As Aaron tied and then broke Babe Ruth’s home run record, Casanova watched with special interest. Shortly after hitting his 715th home run, Aaron came to the plate and hit No. 716. Stationed in the Braves’ bullpen, Casanova caught the home run ball and then gave it to Aaron.
Casanova spent a lot of his time in the bullpen that summer, as the Braves reduced him to the role of a No. 3 catcher and defensive caddy. Oates now shared playing time with Vic Correll, who had been acquired from the Red Sox. Limited to 104 at-bats in 42 games, Casanova batted .202. He played well defensively while tutoring the younger Oates and Correll.

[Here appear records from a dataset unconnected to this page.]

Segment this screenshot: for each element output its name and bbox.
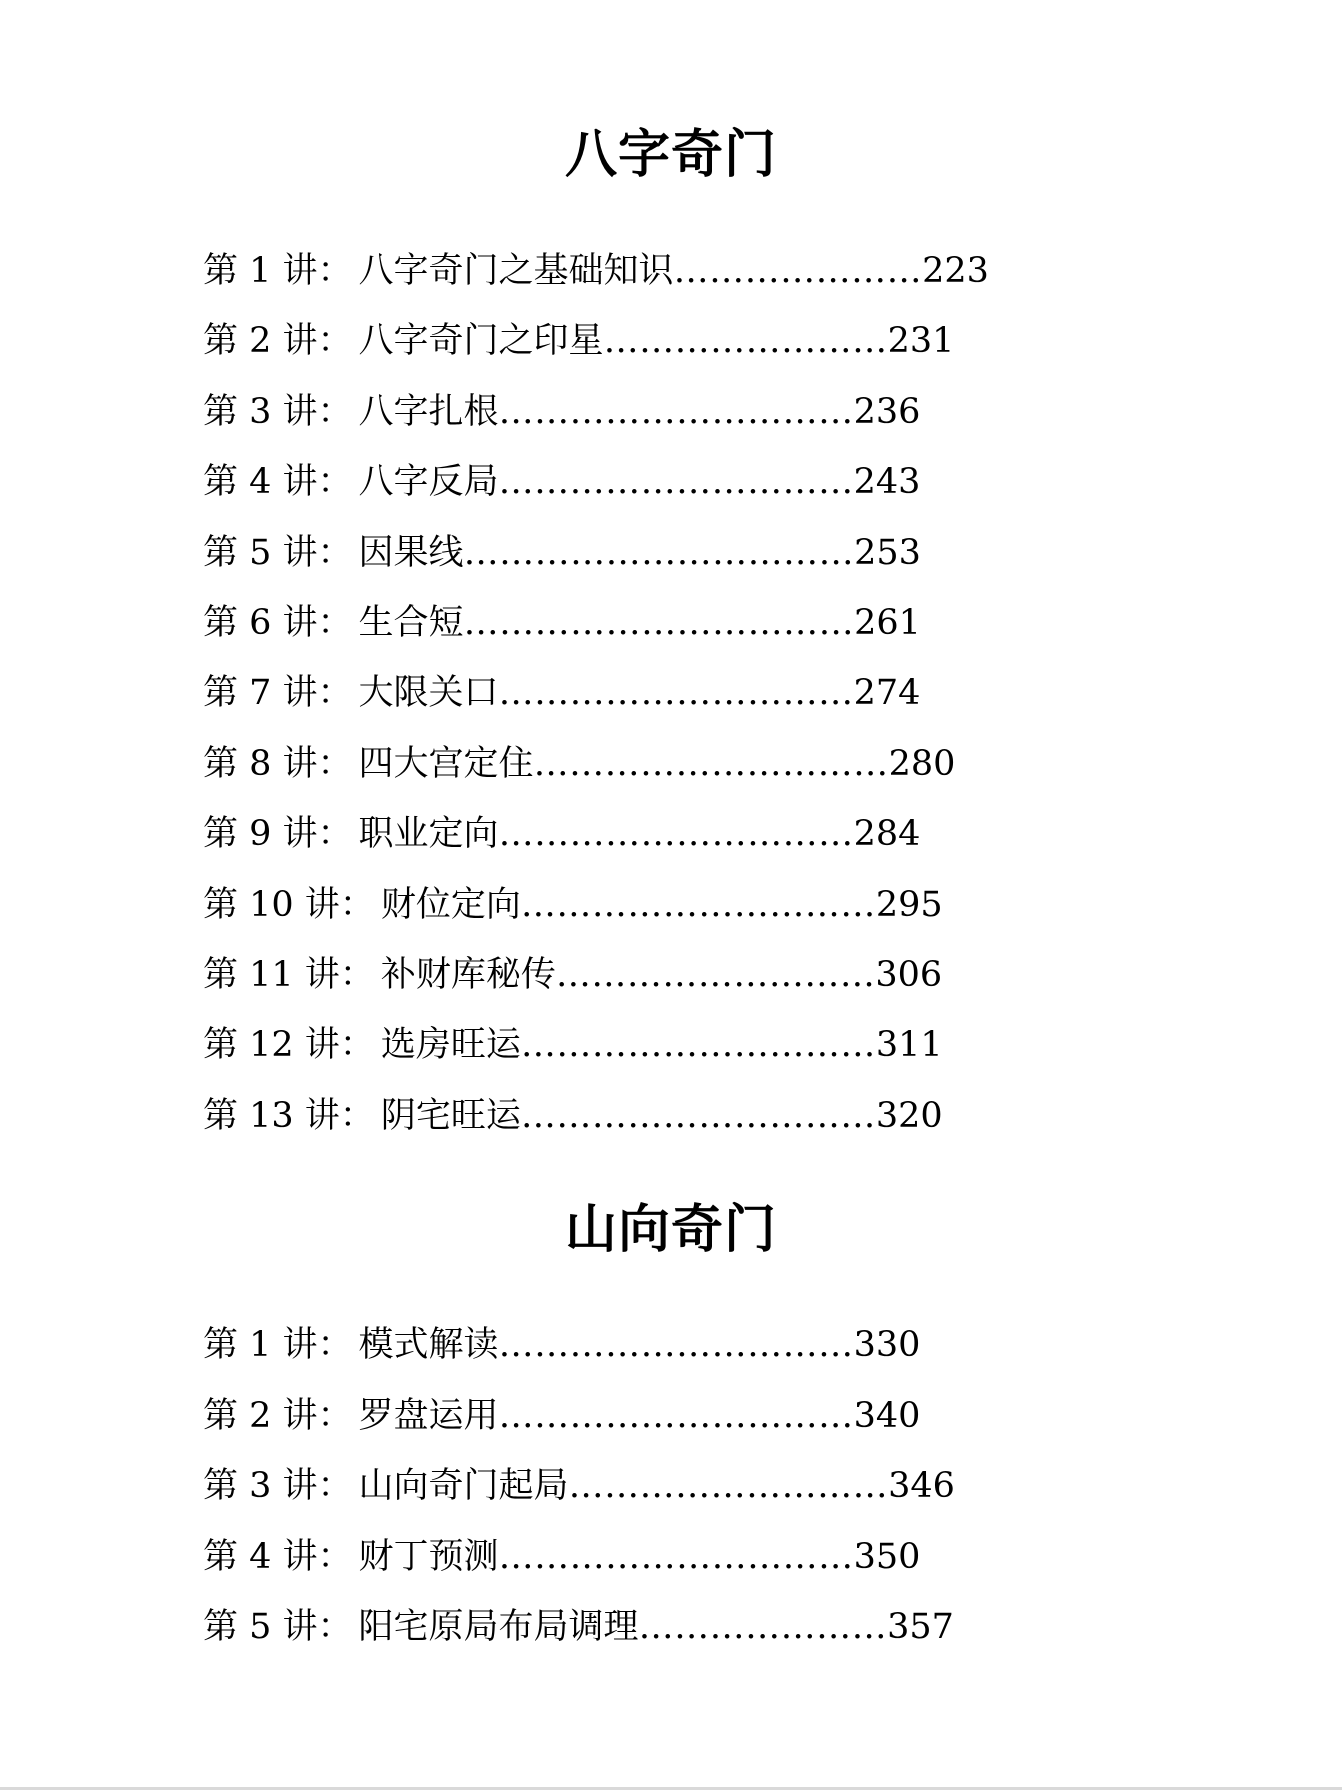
lecture-title: 八字反局 [358, 462, 499, 503]
dot-leader: ………………… [638, 1607, 888, 1647]
lecture-number: 第 4 讲 [203, 1536, 318, 1577]
separator: ： [317, 814, 353, 855]
lecture-title: 财位定向 [380, 884, 521, 925]
lecture-title: 模式解读 [358, 1325, 499, 1365]
page-number: 357 [887, 1607, 954, 1647]
page-number: 306 [875, 954, 943, 995]
toc-entry[interactable] [203, 453, 989, 523]
lecture-number: 第 10 讲 [203, 884, 340, 925]
lecture-number: 第 5 讲 [203, 532, 318, 573]
lecture-title: 职业定向 [358, 814, 499, 855]
toc-entry[interactable] [203, 383, 989, 453]
dot-leader: …………………… [603, 321, 888, 362]
page-number: 311 [875, 1025, 943, 1066]
page-number: 236 [853, 391, 921, 432]
separator: ： [339, 884, 375, 925]
separator: ： [317, 321, 353, 362]
page-number: 346 [888, 1466, 955, 1506]
dot-leader: ………………………… [533, 743, 889, 784]
lecture-title: 财丁预测 [358, 1536, 499, 1577]
separator: ： [317, 1395, 353, 1436]
lecture-number: 第 2 讲 [203, 1395, 318, 1436]
dot-leader: ………………………… [498, 814, 854, 855]
dot-leader: ………………………… [498, 462, 854, 503]
dot-leader: ……………………… [568, 1466, 889, 1506]
lecture-title: 阴宅旺运 [380, 1095, 521, 1136]
separator: ： [317, 251, 353, 291]
page-number: 274 [853, 673, 921, 714]
dot-leader: ………………………… [498, 1536, 854, 1577]
separator: ： [317, 532, 353, 573]
toc-entry[interactable] [203, 1016, 989, 1086]
toc-entry[interactable] [203, 242, 989, 312]
toc-list-shanxiang-qimen [203, 1316, 955, 1669]
separator: ： [339, 954, 375, 995]
separator: ： [317, 673, 353, 714]
separator: ： [317, 602, 353, 643]
separator: ： [339, 1095, 375, 1136]
section-title-shanxiang-qimen: 山向奇门 [564, 1199, 777, 1260]
toc-list-bazi-qimen [203, 242, 989, 1157]
dot-leader: ………………… [673, 251, 923, 291]
lecture-number: 第 1 讲 [203, 1325, 318, 1365]
page-number: 253 [854, 532, 921, 573]
separator: ： [339, 1025, 375, 1066]
lecture-number: 第 4 讲 [203, 462, 318, 503]
lecture-number: 第 13 讲 [203, 1095, 340, 1136]
dot-leader: ………………………… [520, 884, 876, 925]
toc-entry[interactable] [203, 805, 989, 875]
page-number: 243 [853, 462, 921, 503]
toc-entry[interactable] [203, 1316, 955, 1387]
lecture-number: 第 6 讲 [203, 602, 318, 643]
lecture-number: 第 3 讲 [203, 391, 318, 432]
lecture-title: 罗盘运用 [358, 1395, 499, 1436]
separator: ： [317, 743, 353, 784]
lecture-number: 第 5 讲 [203, 1607, 318, 1647]
lecture-number: 第 3 讲 [203, 1466, 318, 1506]
lecture-title: 四大宫定住 [358, 743, 534, 784]
page-number: 320 [875, 1095, 943, 1136]
page-number: 330 [853, 1325, 921, 1365]
page-number: 350 [853, 1536, 921, 1577]
lecture-number: 第 2 讲 [203, 321, 318, 362]
toc-entry[interactable] [203, 1387, 955, 1458]
lecture-number: 第 8 讲 [203, 743, 318, 784]
section-title-bazi-qimen: 八字奇门 [564, 124, 777, 185]
lecture-title: 选房旺运 [380, 1025, 521, 1066]
lecture-title: 大限关口 [358, 673, 499, 714]
page-number: 295 [875, 884, 943, 925]
toc-entry[interactable] [203, 735, 989, 805]
toc-entry[interactable] [203, 524, 989, 594]
page-number: 284 [853, 814, 921, 855]
toc-entry[interactable] [203, 594, 989, 664]
dot-leader: ………………………… [498, 1395, 854, 1436]
toc-entry[interactable] [203, 1457, 955, 1528]
dot-leader: ………………………… [520, 1095, 876, 1136]
dot-leader: ………………………… [498, 391, 854, 432]
lecture-title: 八字扎根 [358, 391, 499, 432]
toc-entry[interactable] [203, 312, 989, 382]
dot-leader: …………………………… [463, 532, 855, 573]
toc-entry[interactable] [203, 946, 989, 1016]
toc-entry[interactable] [203, 664, 989, 734]
dot-leader: ………………………… [520, 1025, 876, 1066]
separator: ： [317, 1325, 353, 1365]
separator: ： [317, 462, 353, 503]
page-number: 231 [887, 321, 955, 362]
lecture-title: 阳宅原局布局调理 [358, 1607, 639, 1647]
page-bottom-divider [0, 1787, 1342, 1790]
dot-leader: ……………………… [555, 954, 876, 995]
dot-leader: ………………………… [498, 1325, 854, 1365]
page-number: 340 [853, 1395, 921, 1436]
lecture-title: 山向奇门起局 [358, 1466, 569, 1506]
separator: ： [317, 1607, 353, 1647]
separator: ： [317, 1536, 353, 1577]
page-number: 261 [854, 602, 921, 643]
lecture-number: 第 12 讲 [203, 1025, 340, 1066]
lecture-number: 第 9 讲 [203, 814, 318, 855]
lecture-title: 八字奇门之印星 [358, 321, 604, 362]
lecture-title: 生合短 [358, 602, 464, 643]
toc-entry[interactable] [203, 1528, 955, 1599]
dot-leader: …………………………… [463, 602, 855, 643]
separator: ： [317, 1466, 353, 1506]
lecture-number: 第 11 讲 [203, 954, 340, 995]
lecture-number: 第 1 讲 [203, 251, 318, 291]
page-number: 223 [922, 251, 989, 291]
lecture-title: 八字奇门之基础知识 [358, 251, 674, 291]
toc-entry[interactable] [203, 876, 989, 946]
toc-entry[interactable] [203, 1598, 955, 1669]
toc-entry[interactable] [203, 1087, 989, 1157]
lecture-number: 第 7 讲 [203, 673, 318, 714]
dot-leader: ………………………… [498, 673, 854, 714]
separator: ： [317, 391, 353, 432]
lecture-title: 因果线 [358, 532, 464, 573]
page-number: 280 [888, 743, 956, 784]
lecture-title: 补财库秘传 [380, 954, 556, 995]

The Braves brought the 32-year-old Casanova to spring training in 1975, but Aaron was now gone, having been dispatched to Milwaukee. Casanova faced an uphill battle in trying to make the team, in part because the Braves liked one of their young catchers, 21-year-old Biff Pocoroba. The last straw came late in the spring, when Casanova injured his elbow. On March 28, with just a few days remaining in spring training, the Braves released the ailing Casanova.
The late release hurt Casanova’s hopes of catching on with another club, given that most teams were looking to cut down their rosters rather than add veterans at the last minute. The elbow injury also curtailed his greatest strength as a player. No one expressed interest in Casanova, forcing him to call it quits after 10 years in the big leagues. And with the release of Casanova, only one ex-Negro Leaguer, a fellow named Hank Aaron, remained in the major leagues.
Long retired from the big leagues, Casanova just turned 72. Most would consider that retirement age, but not him. Ever smiling, he continues to work with youngsters at a baseball academy that he and two fellow Negro Leagues alumni opened in Florida. The academy is affectionately called “Paul’s Backyard.” It exists as a safe haven where Casanova instructs youngsters on how to play the game properly.
I imagine Paul also tells kids how to cut the bag the right way, just like he did on his 1973 Topps card.